Es ist Ebbe. Am Strand von Hillion legt das Meer eine Reihe von Stangen frei. Ein Warnschild informiert, dass der Strand rechts davon verboten ist, weil im Schlick Grünalgen faulen können, eine potenziell tödliche Gefahr. Die «Ulva armoricana» macht der Region schon seit bald 40 Jahren zu schaffen. Im vergangenen Jahr hat sie sich besonders stark vermehrt.
Zu viel Gülle auf den Feldern
Der Meeresgeograf Jean-Yves Piriou hat die spezifisch bretonische Alge am Forschungsinstitut IFREMER untersucht. Er hat schon 1996 nachgewiesen: Hauptgrund für das unkontrollierbare Algenwachstum sind die Nitrate aus der Landwirtschaft.
Mittlerweile ist Piriou Rentner und engagiert sich in einem Verein, der die Wasserqualität in der Bretagne verbessern will. Er warnt: «Wenn die Algen verrotten, bildet sich eine Kruste und darunter sammelt sich Schwefelwasserstoff. Wenn eine solche Kruste aufgebrochen wird, entweicht das hochgiftige Gas.» Auf diese Weise seien schon allerhand Tiere gestorben und auch Menschen.
Im Schlamm erstickt
Von dieser verborgenen Gefahr ahnten Roswitha Auffray und ihre Familie aber nichts, bis ihr Mann vom Joggen nicht nach Hause kam. Auffray fand ihn schliesslich tot neben einem sandigen Flussbett, unweit vom Strand. «Wir haben überhaupt nicht an Gase gedacht.
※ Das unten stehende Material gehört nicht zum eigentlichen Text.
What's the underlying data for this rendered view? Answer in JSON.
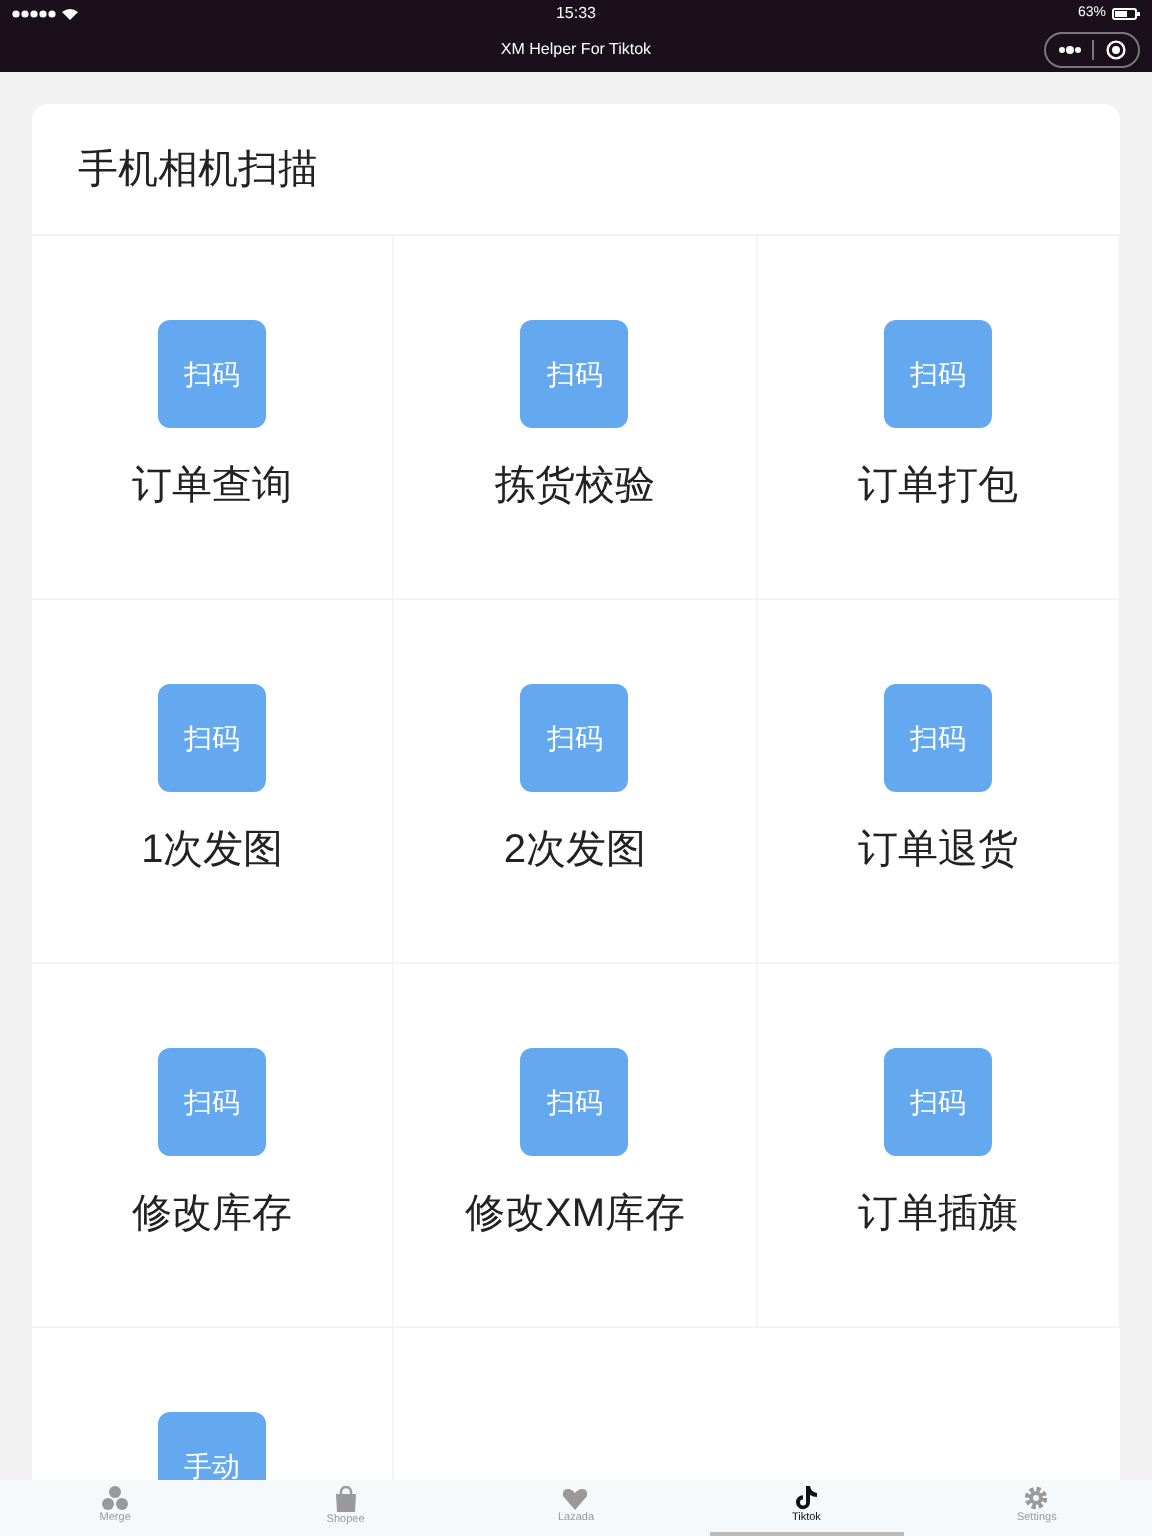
{
  "status_bar": {
    "time": "15:33",
    "battery": "63%"
  },
  "nav_bar": {
    "title": "XM Helper For Tiktok"
  },
  "card": {
    "title": "手机相机扫描",
    "items": [
      {
        "button": "扫码",
        "label": "订单查询"
      },
      {
        "button": "扫码",
        "label": "拣货校验"
      },
      {
        "button": "扫码",
        "label": "订单打包"
      },
      {
        "button": "扫码",
        "label": "1次发图"
      },
      {
        "button": "扫码",
        "label": "2次发图"
      },
      {
        "button": "扫码",
        "label": "订单退货"
      },
      {
        "button": "扫码",
        "label": "修改库存"
      },
      {
        "button": "扫码",
        "label": "修改XM库存"
      },
      {
        "button": "扫码",
        "label": "订单插旗"
      },
      {
        "button": "手动"
      }
    ]
  },
  "tab_bar": [
    {
      "kind": "merge",
      "label": "Merge",
      "selected": false
    },
    {
      "kind": "shopee",
      "label": "Shopee",
      "selected": false
    },
    {
      "kind": "lazada",
      "label": "Lazada",
      "selected": false
    },
    {
      "kind": "tiktok",
      "label": "Tiktok",
      "selected": true
    },
    {
      "kind": "settings",
      "label": "Settings",
      "selected": false
    }
  ]
}
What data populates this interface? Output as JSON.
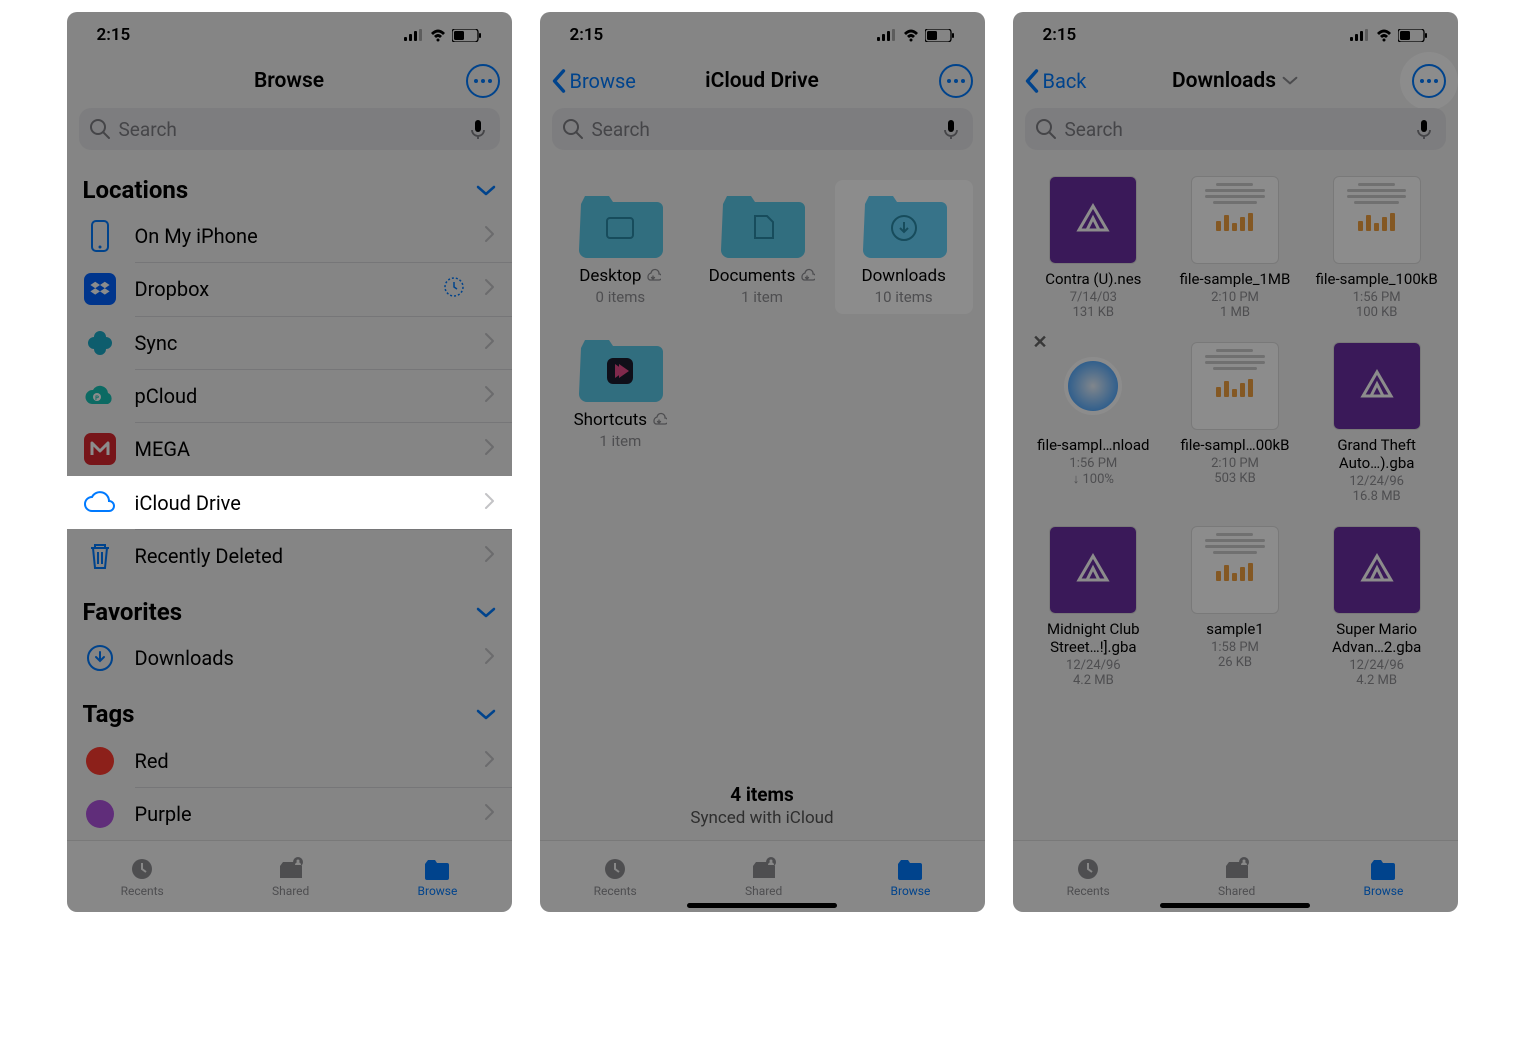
{
  "status": {
    "time": "2:15",
    "battery": "41"
  },
  "screen1": {
    "title": "Browse",
    "search_placeholder": "Search",
    "sections": {
      "locations": {
        "header": "Locations",
        "items": [
          {
            "label": "On My iPhone"
          },
          {
            "label": "Dropbox"
          },
          {
            "label": "Sync"
          },
          {
            "label": "pCloud"
          },
          {
            "label": "MEGA"
          },
          {
            "label": "iCloud Drive"
          },
          {
            "label": "Recently Deleted"
          }
        ]
      },
      "favorites": {
        "header": "Favorites",
        "items": [
          {
            "label": "Downloads"
          }
        ]
      },
      "tags": {
        "header": "Tags",
        "items": [
          {
            "label": "Red",
            "color": "#ff3b30"
          },
          {
            "label": "Purple",
            "color": "#af52de"
          }
        ]
      }
    }
  },
  "screen2": {
    "back": "Browse",
    "title": "iCloud Drive",
    "search_placeholder": "Search",
    "folders": [
      {
        "name": "Desktop",
        "meta": "0 items",
        "cloud": true,
        "glyph": "desktop"
      },
      {
        "name": "Documents",
        "meta": "1 item",
        "cloud": true,
        "glyph": "doc"
      },
      {
        "name": "Downloads",
        "meta": "10 items",
        "cloud": false,
        "glyph": "download"
      },
      {
        "name": "Shortcuts",
        "meta": "1 item",
        "cloud": true,
        "glyph": "shortcuts"
      }
    ],
    "footer_count": "4 items",
    "footer_sync": "Synced with iCloud"
  },
  "screen3": {
    "back": "Back",
    "title": "Downloads",
    "search_placeholder": "Search",
    "files": [
      {
        "name": "Contra (U).nes",
        "time": "7/14/03",
        "size": "131 KB",
        "thumb": "purple"
      },
      {
        "name": "file-sample_1MB",
        "time": "2:10 PM",
        "size": "1 MB",
        "thumb": "doc"
      },
      {
        "name": "file-sample_100kB",
        "time": "1:56 PM",
        "size": "100 KB",
        "thumb": "doc"
      },
      {
        "name": "file-sampl…nload",
        "time": "1:56 PM",
        "size": "↓ 100%",
        "thumb": "safari",
        "close": true
      },
      {
        "name": "file-sampl…00kB",
        "time": "2:10 PM",
        "size": "503 KB",
        "thumb": "doc"
      },
      {
        "name": "Grand Theft Auto…).gba",
        "time": "12/24/96",
        "size": "16.8 MB",
        "thumb": "purple"
      },
      {
        "name": "Midnight Club Street…!].gba",
        "time": "12/24/96",
        "size": "4.2 MB",
        "thumb": "purple"
      },
      {
        "name": "sample1",
        "time": "1:58 PM",
        "size": "26 KB",
        "thumb": "doc"
      },
      {
        "name": "Super Mario Advan…2.gba",
        "time": "12/24/96",
        "size": "4.2 MB",
        "thumb": "purple"
      }
    ]
  },
  "tabs": {
    "recents": "Recents",
    "shared": "Shared",
    "browse": "Browse"
  }
}
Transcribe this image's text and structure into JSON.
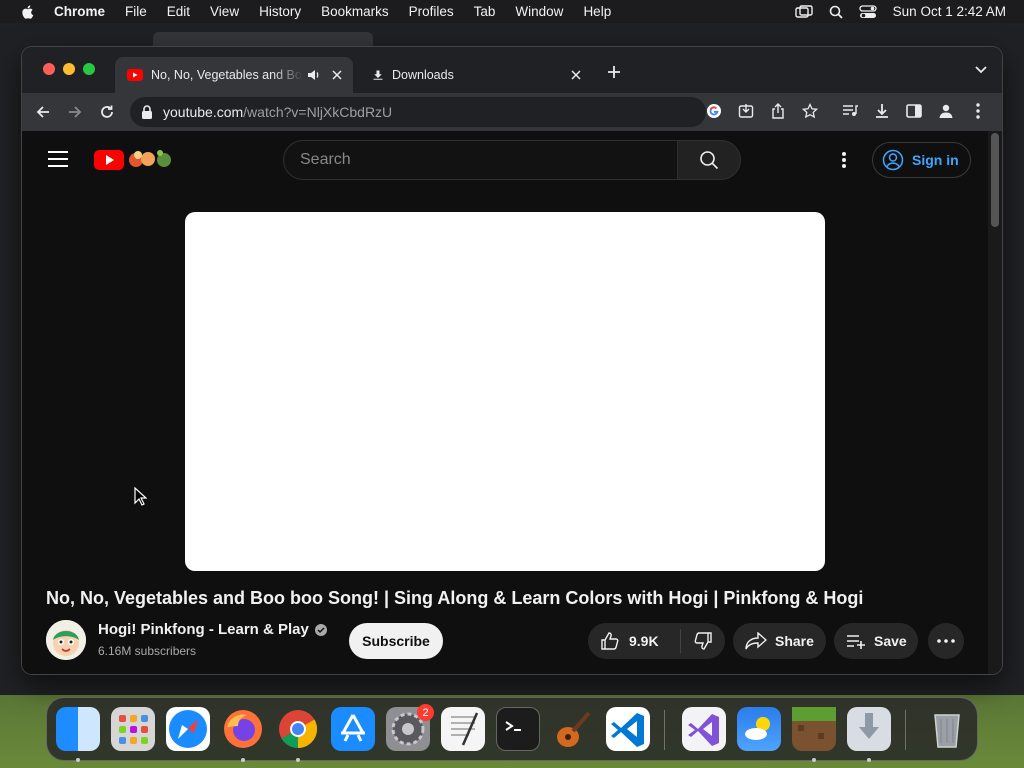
{
  "menubar": {
    "items": [
      "Chrome",
      "File",
      "Edit",
      "View",
      "History",
      "Bookmarks",
      "Profiles",
      "Tab",
      "Window",
      "Help"
    ],
    "datetime": "Sun Oct 1  2:42 AM"
  },
  "browser": {
    "tabs": [
      {
        "title": "No, No, Vegetables and Boo boo Song!",
        "icon": "youtube-favicon",
        "audio": true
      },
      {
        "title": "Downloads",
        "icon": "download-icon"
      }
    ],
    "url_host": "youtube.com",
    "url_path": "/watch?v=NljXkCbdRzU"
  },
  "youtube": {
    "search_placeholder": "Search",
    "sign_in": "Sign in",
    "video_title": "No, No, Vegetables and Boo boo Song! | Sing Along & Learn Colors with Hogi | Pinkfong & Hogi",
    "channel_name": "Hogi! Pinkfong - Learn & Play",
    "subscribers": "6.16M subscribers",
    "subscribe_label": "Subscribe",
    "likes": "9.9K",
    "share_label": "Share",
    "save_label": "Save"
  },
  "dock": {
    "apps": [
      "Finder",
      "Launchpad",
      "Safari",
      "Firefox",
      "Chrome",
      "App Store",
      "System Settings",
      "TextEdit",
      "Terminal",
      "GarageBand",
      "Visual Studio Code",
      "Visual Studio",
      "Weather",
      "Minecraft",
      "Downloads",
      "Trash"
    ],
    "settings_badge": "2"
  },
  "colors": {
    "youtube_red": "#ff0000",
    "link_blue": "#3ea6ff",
    "page_bg": "#0f0f0f"
  }
}
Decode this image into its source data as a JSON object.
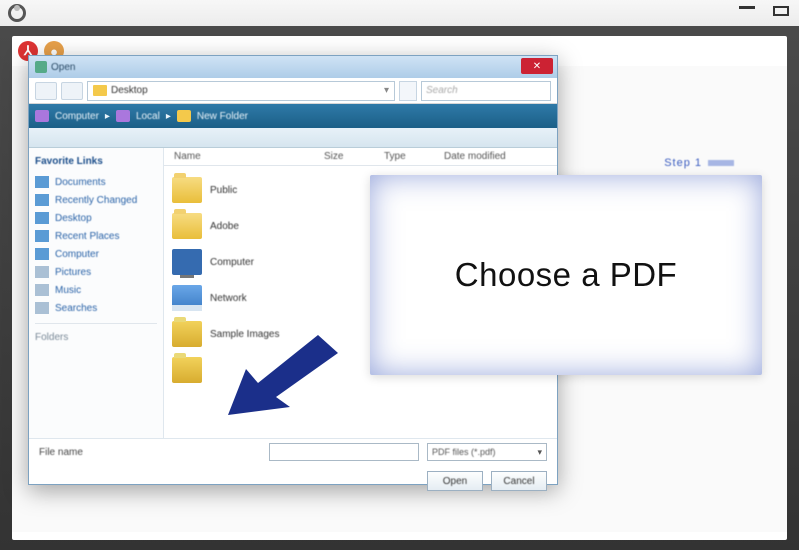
{
  "dialog": {
    "title": "Open",
    "path_current": "Desktop",
    "search_placeholder": "Search",
    "breadcrumb": [
      "Computer",
      "Local",
      "New Folder"
    ],
    "columns": [
      "Name",
      "Size",
      "Type",
      "Date modified"
    ],
    "sidebar_header": "Favorite Links",
    "sidebar_items": [
      "Documents",
      "Recently Changed",
      "Desktop",
      "Recent Places",
      "Computer",
      "Pictures",
      "Music",
      "Searches"
    ],
    "sidebar_footer": "Folders",
    "rows": [
      {
        "icon": "folder",
        "label": "Public"
      },
      {
        "icon": "folder",
        "label": "Adobe"
      },
      {
        "icon": "computer",
        "label": "Computer"
      },
      {
        "icon": "drive",
        "label": "Network"
      },
      {
        "icon": "folder2",
        "label": "Sample Images"
      },
      {
        "icon": "folder2",
        "label": ""
      }
    ],
    "filename_label": "File name",
    "file_type": "PDF files (*.pdf)",
    "open_button": "Open",
    "cancel_button": "Cancel"
  },
  "callout": {
    "text": "Choose a PDF",
    "top_label": "Step 1"
  }
}
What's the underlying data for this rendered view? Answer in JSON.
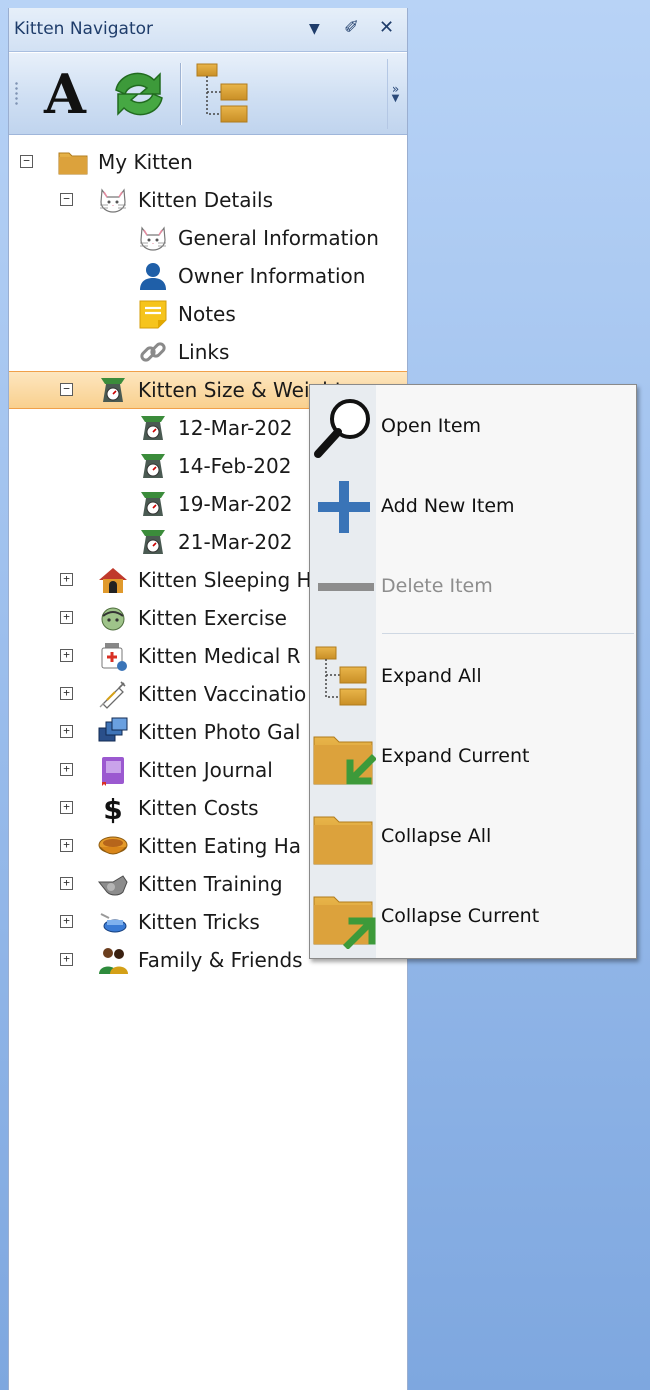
{
  "panel": {
    "title": "Kitten Navigator",
    "dropdown_glyph": "▼",
    "pin_glyph": "✐",
    "close_glyph": "✕"
  },
  "toolbar": {
    "font_letter": "A",
    "overflow_glyph": "»"
  },
  "tree": {
    "root": "My Kitten",
    "kitten_details": "Kitten Details",
    "general_information": "General Information",
    "owner_information": "Owner Information",
    "notes": "Notes",
    "links": "Links",
    "size_weight": "Kitten Size & Weight",
    "sw_entries": [
      "12-Mar-202",
      "14-Feb-202",
      "19-Mar-202",
      "21-Mar-202"
    ],
    "sleeping": "Kitten Sleeping H",
    "exercise": "Kitten Exercise",
    "medical": "Kitten Medical R",
    "vaccinations": "Kitten Vaccinatio",
    "photo": "Kitten Photo Gal",
    "journal": "Kitten Journal",
    "costs": "Kitten Costs",
    "eating": "Kitten Eating Ha",
    "training": "Kitten Training",
    "tricks": "Kitten Tricks",
    "family": "Family & Friends",
    "expanded_glyph": "−",
    "collapsed_glyph": "+"
  },
  "context_menu": {
    "open_item": "Open Item",
    "add_new_item": "Add New Item",
    "delete_item": "Delete Item",
    "expand_all": "Expand All",
    "expand_current": "Expand Current",
    "collapse_all": "Collapse All",
    "collapse_current": "Collapse Current"
  },
  "colors": {
    "folder": "#d9a43a",
    "selection": "#f9d08e",
    "accent_blue": "#3a74b7",
    "accent_green": "#3d9a3a"
  }
}
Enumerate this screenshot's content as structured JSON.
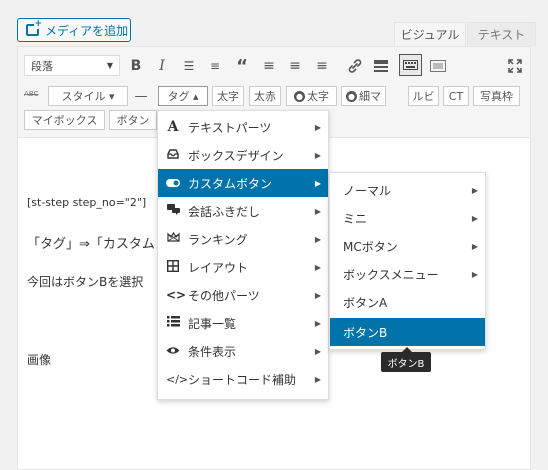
{
  "header": {
    "media_button": "メディアを追加",
    "tab_visual": "ビジュアル",
    "tab_text": "テキスト"
  },
  "toolbar": {
    "format_select": "段落",
    "row2": [
      "スタイル ▾",
      "—",
      "タグ ▴",
      "太字",
      "太赤",
      "太字",
      "細マ",
      "ルビ",
      "CT",
      "写真枠"
    ],
    "row2_icons": [
      "abc-strike-icon",
      "user-icon",
      "user-icon"
    ],
    "row3": [
      "マイボックス",
      "ボタン"
    ]
  },
  "content": {
    "line1": "[st-step step_no=\"2\"]",
    "line2": "「タグ」⇒「カスタム",
    "line3": "今回はボタンBを選択",
    "line4": "画像"
  },
  "tag_menu": {
    "items": [
      {
        "label": "テキストパーツ",
        "icon": "letter-a-icon"
      },
      {
        "label": "ボックスデザイン",
        "icon": "inbox-icon"
      },
      {
        "label": "カスタムボタン",
        "icon": "toggle-icon"
      },
      {
        "label": "会話ふきだし",
        "icon": "speech-bubble-icon"
      },
      {
        "label": "ランキング",
        "icon": "crown-icon"
      },
      {
        "label": "レイアウト",
        "icon": "grid-icon"
      },
      {
        "label": "その他パーツ",
        "icon": "code-icon"
      },
      {
        "label": "記事一覧",
        "icon": "list-icon"
      },
      {
        "label": "条件表示",
        "icon": "eye-icon"
      },
      {
        "label": "ショートコード補助",
        "icon": "shortcode-icon"
      }
    ]
  },
  "button_menu": {
    "items": [
      {
        "label": "ノーマル"
      },
      {
        "label": "ミニ"
      },
      {
        "label": "MCボタン"
      },
      {
        "label": "ボックスメニュー"
      },
      {
        "label": "ボタンA"
      },
      {
        "label": "ボタンB"
      }
    ]
  },
  "tooltip": "ボタンB",
  "colors": {
    "accent": "#0073aa"
  }
}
Wir haben gedacht, er ist da im Schlamm stecken geblieben.»
Das war 2016. Zuvor sind möglicherweise schon zwei weitere Männer durch Grünalgen ums Leben gekommen. Um sicher zu sein, bräuchte es eine rasche Laboranalyse. Eine solche wurde bisher nur bei einem Pferd gemacht. So konnte bewiesen werden, dass das Tier tatsächlich am Schwefelwasserstoff verendet ist.
Bei den mutmasslichen menschlichen Opfern hingegen kamen diese Analysen stets zu spät. Umweltschützerinnen und Umweltschützer kritisieren, die Behörden wollten die Gefahr verschleiern, um die Agrarindustrie und den Tourismus zu schonen.
Günstiges Klima für Grünalgen
Übermässiges Algenwachstum aufgrund zu vieler Nährstoffe beobachtet man an vielen Küsten weltweit. Aber die Bretagne bietet besonders günstige Voraussetzungen dafür. In den grossen seichten Buchten erneuern sich die Wassermassen trotz Ebbe und Flut nur mässig. Das Klima ist mild und feucht, und aus der intensiven Tierhaltung gelangt eben enorm viel Gülle auf die Felder.
Sylvain Ballu arbeitet im Zentrum zur Erforschung und Nutzung von Algen – kurz CEVA genannt. «Wir verzeichnen hier sehr viel mehr Regenwasser als Luft und Boden aufnehmen können», sagt der Agronom. «Deshalb werden alle Stoffe ins Grundwasser gespült. Selbst wenn Mais und Getreide ganz präzise gedüngt werden, sickern die Nitrate durch.»
Kurswechsel erforderlich
IFREMER und CEVA haben nachgewiesen, dass nur eine starke Reduzierung des Stickstoffs aus der Landwirtschaft einen Rückgang der Grünalgen bewirken kann. Derzeit liegen die Nitratwerte in den bretonischen Gewässern bei durchschnittlich 30 Milligramm je Liter. In besonders sensiblen Küstenabschnitten muss dieser Wert aber unter zehn Milligramm gesenkt werden, so die Modelle der Forscher. Das klingt vielleicht nach wenig, erfordert aber enorme Anstrengungen der Landwirte.